Torpor - GPU-Enabled Serverless Computing for Low-Latency, Resource-Efficient Inference

Explore a 16-minute conference presentation from USENIX ATC '25 that introduces Torpor, an innovative serverless platform designed to deliver GPU-efficient, low-latency inference services. Learn how researchers from The Chinese University of Hong Kong, Hong Kong University of Science and Technology, Alibaba Group, and Nokia Bell Labs address the critical challenge of existing serverless platforms lacking efficient GPU support for high-performance inference.

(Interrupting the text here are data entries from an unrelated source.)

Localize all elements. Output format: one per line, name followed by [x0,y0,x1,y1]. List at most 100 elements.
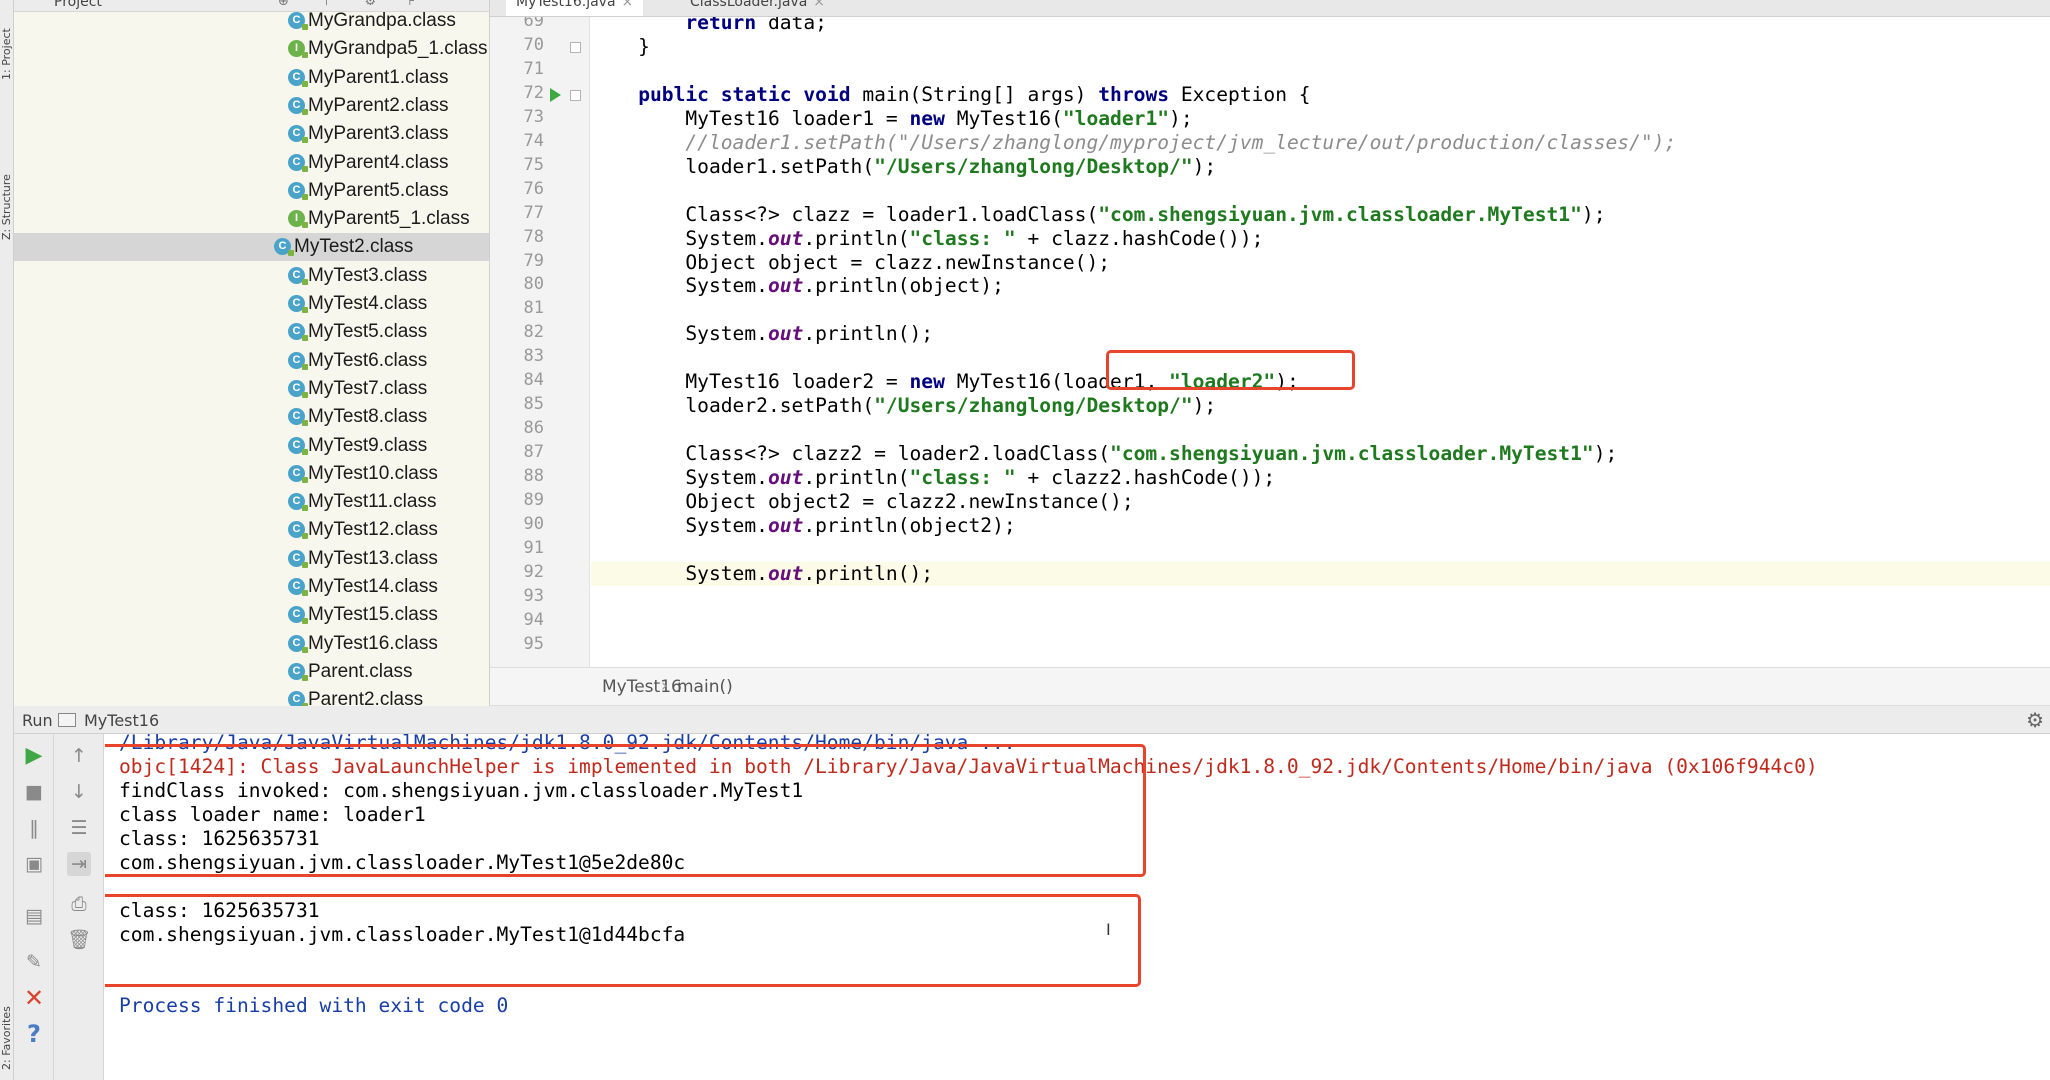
line-number[interactable]: 94 [490,610,544,630]
tree-item[interactable]: C MyGrandpa.class [288,7,489,35]
tab-close-icon[interactable]: × [813,0,825,10]
breadcrumb-class[interactable]: MyTest16 [602,677,682,697]
line-number[interactable]: 76 [490,179,544,199]
tree-item[interactable]: I MyParent5_1.class [288,205,489,233]
line-number[interactable]: 91 [490,538,544,558]
breadcrumb-method[interactable]: main() [677,677,733,697]
favorites-tool-label[interactable]: 2: Favorites [0,960,14,1070]
clear-all-icon[interactable]: 🗑 [67,928,91,952]
project-tool-label[interactable]: 1: Project [0,10,14,80]
stop-icon[interactable]: ■ [22,780,46,804]
tree-item[interactable]: C MyTest10.class [288,460,489,488]
fold-icon[interactable] [570,89,581,101]
editor-tab[interactable]: ClassLoader.java × [680,0,835,16]
line-number[interactable]: 78 [490,227,544,247]
line-number[interactable]: 84 [490,370,544,390]
tree-item[interactable]: C MyTest2.class [14,233,489,262]
line-number-gutter: 69 70 71 72 73 74 75 76 77 78 79 80 81 82 83 84 85 86 87 88… [490,17,590,667]
line-number[interactable]: 73 [490,107,544,127]
layout-icon[interactable]: ▤ [22,904,46,928]
line-number[interactable]: 74 [490,131,544,151]
line-number[interactable]: 77 [490,203,544,223]
help-icon[interactable]: ? [22,1022,46,1046]
tree-item[interactable]: C MyTest7.class [288,375,489,403]
tree-item[interactable]: C MyTest8.class [288,403,489,431]
line-number[interactable]: 93 [490,586,544,606]
editor-tab[interactable]: MyTest16.java × [506,0,644,16]
code-line: System.out.println("class: " + clazz2.ha… [591,466,2050,490]
tree-item[interactable]: C Parent.class [288,658,489,686]
tree-item[interactable]: C MyParent3.class [288,120,489,148]
line-number[interactable]: 79 [490,251,544,271]
tree-item[interactable]: C MyTest4.class [288,290,489,318]
line-number[interactable]: 85 [490,394,544,414]
line-number[interactable]: 82 [490,322,544,342]
dump-threads-icon[interactable]: ▣ [22,852,46,876]
pause-icon[interactable]: ‖ [22,816,46,840]
breadcrumb-separator: › [661,676,668,696]
line-number[interactable]: 81 [490,298,544,318]
line-number[interactable]: 89 [490,490,544,510]
code-token: "com.shengsiyuan.jvm.classloader.MyTest1… [1098,202,1582,226]
pin-icon[interactable]: ✎ [22,950,46,974]
tree-item[interactable]: C MyTest13.class [288,545,489,573]
tab-close-icon[interactable]: × [622,0,634,10]
run-toolbar-primary: ▶ ■ ‖ ▣ ▤ ✎ ✕ ? [14,734,54,1080]
up-arrow-icon[interactable]: ↑ [67,744,91,768]
line-number[interactable]: 71 [490,59,544,79]
line-number[interactable]: 92 [490,562,544,582]
tree-item[interactable]: C MyTest9.class [288,432,489,460]
run-gutter-icon[interactable] [550,87,561,102]
console-output[interactable]: /Library/Java/JavaVirtualMachines/jdk1.8… [105,734,2050,1080]
tree-item[interactable]: C MyParent5.class [288,177,489,205]
tree-item[interactable]: C MyParent2.class [288,92,489,120]
down-arrow-icon[interactable]: ↓ [67,780,91,804]
line-number[interactable]: 86 [490,418,544,438]
line-number[interactable]: 70 [490,35,544,55]
gear-icon[interactable]: ⚙ [2026,708,2044,732]
code-token: out [767,322,804,346]
scroll-to-end-icon[interactable]: ⇥ [67,852,91,876]
tree-item[interactable]: C MyTest15.class [288,601,489,629]
run-config-name[interactable]: MyTest16 [84,711,159,730]
line-number[interactable]: 87 [490,442,544,462]
structure-tool-label[interactable]: Z: Structure [0,120,14,240]
close-icon[interactable]: ✕ [22,986,46,1010]
run-icon[interactable]: ▶ [22,744,46,768]
tree-item[interactable]: C MyTest11.class [288,488,489,516]
line-number[interactable]: 72 [490,83,544,103]
tree-item-label: MyTest9.class [308,434,428,456]
tree-item[interactable]: C MyTest5.class [288,318,489,346]
tree-item-label: MyTest4.class [308,293,428,314]
line-number[interactable]: 75 [490,155,544,175]
tree-item[interactable]: C MyTest12.class [288,516,489,544]
print-icon[interactable]: ⎙ [67,892,91,916]
line-number[interactable]: 83 [490,346,544,366]
line-number[interactable]: 80 [490,274,544,294]
tree-item[interactable]: C MyTest16.class [288,630,489,658]
tree-item[interactable]: C MyParent1.class [288,64,489,92]
soft-wrap-icon[interactable]: ☰ [67,816,91,840]
tree-item[interactable]: C MyParent4.class [288,149,489,177]
code-token: loader2.setPath( [591,394,875,418]
line-number[interactable]: 88 [490,466,544,486]
code-token: System. [591,561,768,585]
tree-item[interactable]: C Parent2.class [288,686,489,706]
line-number[interactable]: 90 [490,514,544,534]
code-line: public static void main(String[] args) t… [591,83,2050,107]
line-number[interactable]: 69 [490,17,544,31]
run-tab[interactable]: Run [22,711,53,730]
fold-icon[interactable] [570,41,581,53]
code-editor[interactable]: return data; } public static void main(S… [591,17,2050,667]
class-file-icon: C [288,493,308,512]
highlight-box-output-1 [105,744,1146,877]
tree-item-label: MyParent5_1.class [308,208,470,230]
tree-item[interactable]: C MyTest14.class [288,573,489,601]
project-panel-title[interactable]: Project [54,0,102,10]
line-number[interactable]: 95 [490,634,544,654]
tree-item[interactable]: C MyTest6.class [288,347,489,375]
tree-item[interactable]: I MyGrandpa5_1.class [288,35,489,63]
tree-item[interactable]: C MyTest3.class [288,262,489,290]
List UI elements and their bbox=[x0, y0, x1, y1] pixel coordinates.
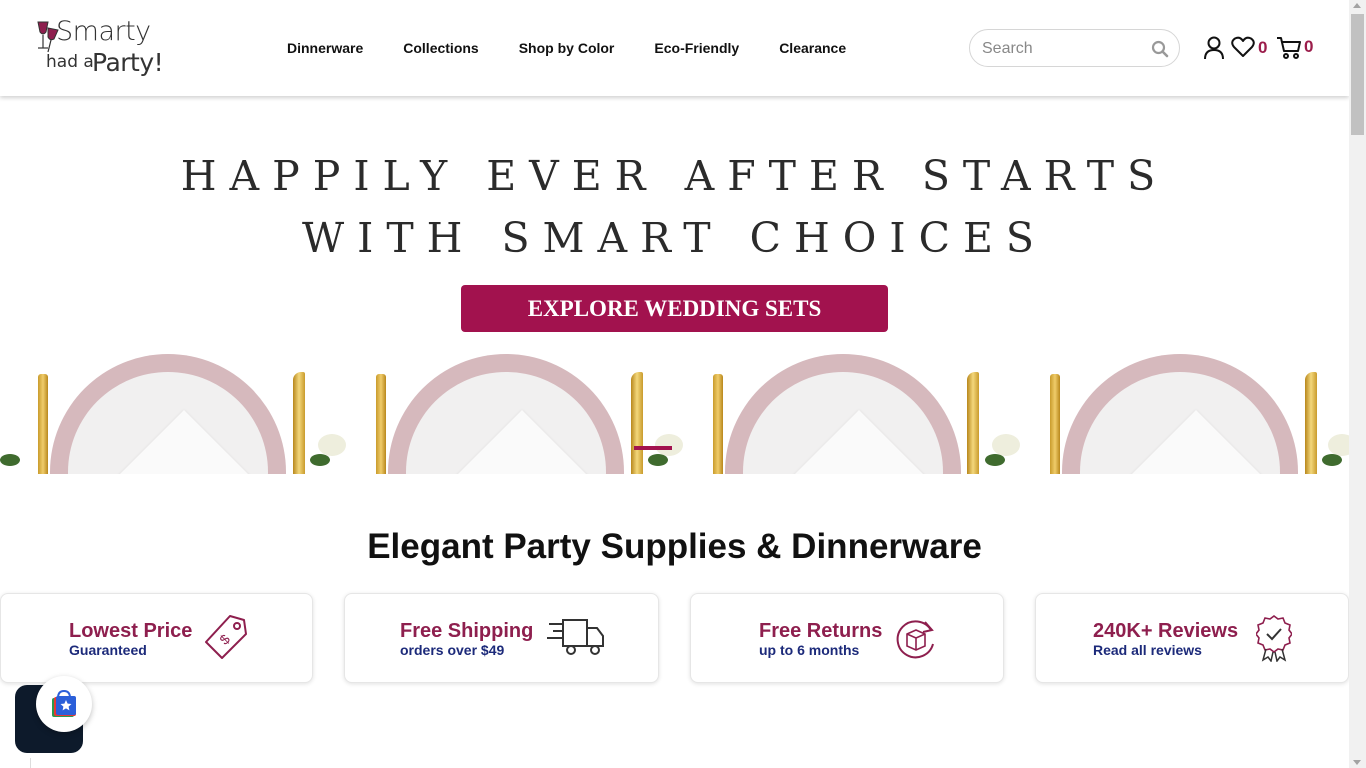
cart-icon[interactable] bbox=[1276, 36, 1302, 60]
nav-clearance[interactable]: Clearance bbox=[779, 40, 846, 56]
nav-collections[interactable]: Collections bbox=[403, 40, 478, 56]
wishlist-heart-icon[interactable] bbox=[1231, 36, 1255, 58]
search-icon[interactable] bbox=[1151, 40, 1169, 58]
scrollbar[interactable] bbox=[1349, 0, 1366, 768]
feature-card-reviews[interactable]: 240K+ Reviews Read all reviews bbox=[1035, 593, 1349, 683]
feature-card-free-shipping[interactable]: Free Shipping orders over $49 bbox=[344, 593, 659, 683]
feature-title: 240K+ Reviews bbox=[1093, 620, 1239, 642]
explore-wedding-sets-button[interactable]: EXPLORE WEDDING SETS bbox=[461, 285, 888, 332]
search-box bbox=[969, 29, 1180, 67]
scroll-thumb[interactable] bbox=[1351, 14, 1364, 135]
hero-headline-line1: HAPPILY EVER AFTER STARTS bbox=[180, 152, 1169, 200]
account-icon[interactable] bbox=[1203, 36, 1225, 60]
logo-text: Party! bbox=[92, 48, 164, 77]
nav-eco-friendly[interactable]: Eco-Friendly bbox=[654, 40, 739, 56]
reviews-widget-button[interactable] bbox=[36, 676, 92, 732]
divider bbox=[30, 758, 31, 768]
page: Smarty had a Party! Dinnerware Collectio… bbox=[0, 0, 1349, 768]
hero-banner[interactable]: HAPPILY EVER AFTER STARTS WITH SMART CHO… bbox=[0, 96, 1349, 474]
feature-title: Free Shipping bbox=[400, 620, 534, 642]
main-nav: Dinnerware Collections Shop by Color Eco… bbox=[287, 40, 886, 56]
feature-card-free-returns[interactable]: Free Returns up to 6 months bbox=[690, 593, 1004, 683]
feature-subtitle: up to 6 months bbox=[759, 642, 860, 658]
slider-indicator[interactable] bbox=[634, 446, 672, 450]
site-header: Smarty had a Party! Dinnerware Collectio… bbox=[0, 0, 1349, 96]
feature-subtitle: orders over $49 bbox=[400, 642, 505, 658]
svg-text:$: $ bbox=[216, 631, 233, 648]
shopping-bag-star-icon bbox=[52, 689, 76, 717]
scroll-up-arrow[interactable] bbox=[1353, 3, 1361, 8]
hero-headline-line2: WITH SMART CHOICES bbox=[302, 214, 1047, 262]
logo-text: had a bbox=[46, 52, 94, 72]
feature-title: Free Returns bbox=[759, 620, 883, 642]
section-title: Elegant Party Supplies & Dinnerware bbox=[367, 527, 982, 566]
feature-subtitle: Guaranteed bbox=[69, 642, 147, 658]
return-box-icon bbox=[896, 620, 934, 659]
truck-icon bbox=[547, 619, 604, 655]
nav-dinnerware[interactable]: Dinnerware bbox=[287, 40, 363, 56]
wishlist-count: 0 bbox=[1258, 38, 1268, 57]
feature-title: Lowest Price bbox=[69, 620, 193, 642]
site-logo[interactable]: Smarty had a Party! bbox=[34, 12, 164, 82]
nav-shop-by-color[interactable]: Shop by Color bbox=[519, 40, 615, 56]
cart-count: 0 bbox=[1304, 37, 1314, 56]
scroll-down-arrow[interactable] bbox=[1353, 760, 1361, 765]
price-tag-icon: $ bbox=[205, 615, 247, 659]
award-ribbon-icon bbox=[1256, 615, 1292, 662]
feature-subtitle: Read all reviews bbox=[1093, 642, 1202, 658]
logo-text: Smarty bbox=[56, 16, 151, 47]
feature-strip: Lowest Price Guaranteed $ Free Shipping … bbox=[0, 593, 1349, 683]
search-input[interactable] bbox=[982, 39, 1142, 59]
feature-card-lowest-price[interactable]: Lowest Price Guaranteed $ bbox=[0, 593, 313, 683]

Discover Torpor's novel approach of maintaining models in main memory and dynamically swapping them onto GPUs upon request arrivals through late binding with model swapping. Understand the technical innovations including asynchronous API redirection, GPU runtime sharing, pipelined model execution, and efficient GPU memory management that minimize latency overhead. Examine the interference-aware request scheduling algorithm that leverages high-speed GPU interconnects to meet latency service-level objectives for individual inference functions. Review the impressive performance results showing how Torpor can concurrently serve hundreds of inference functions on a worker node with 4 GPUs while achieving latency performance comparable to native execution, and learn about the pilot deployment results demonstrating 70% and 65% GPU provisioning cost reductions for users and the platform respectively.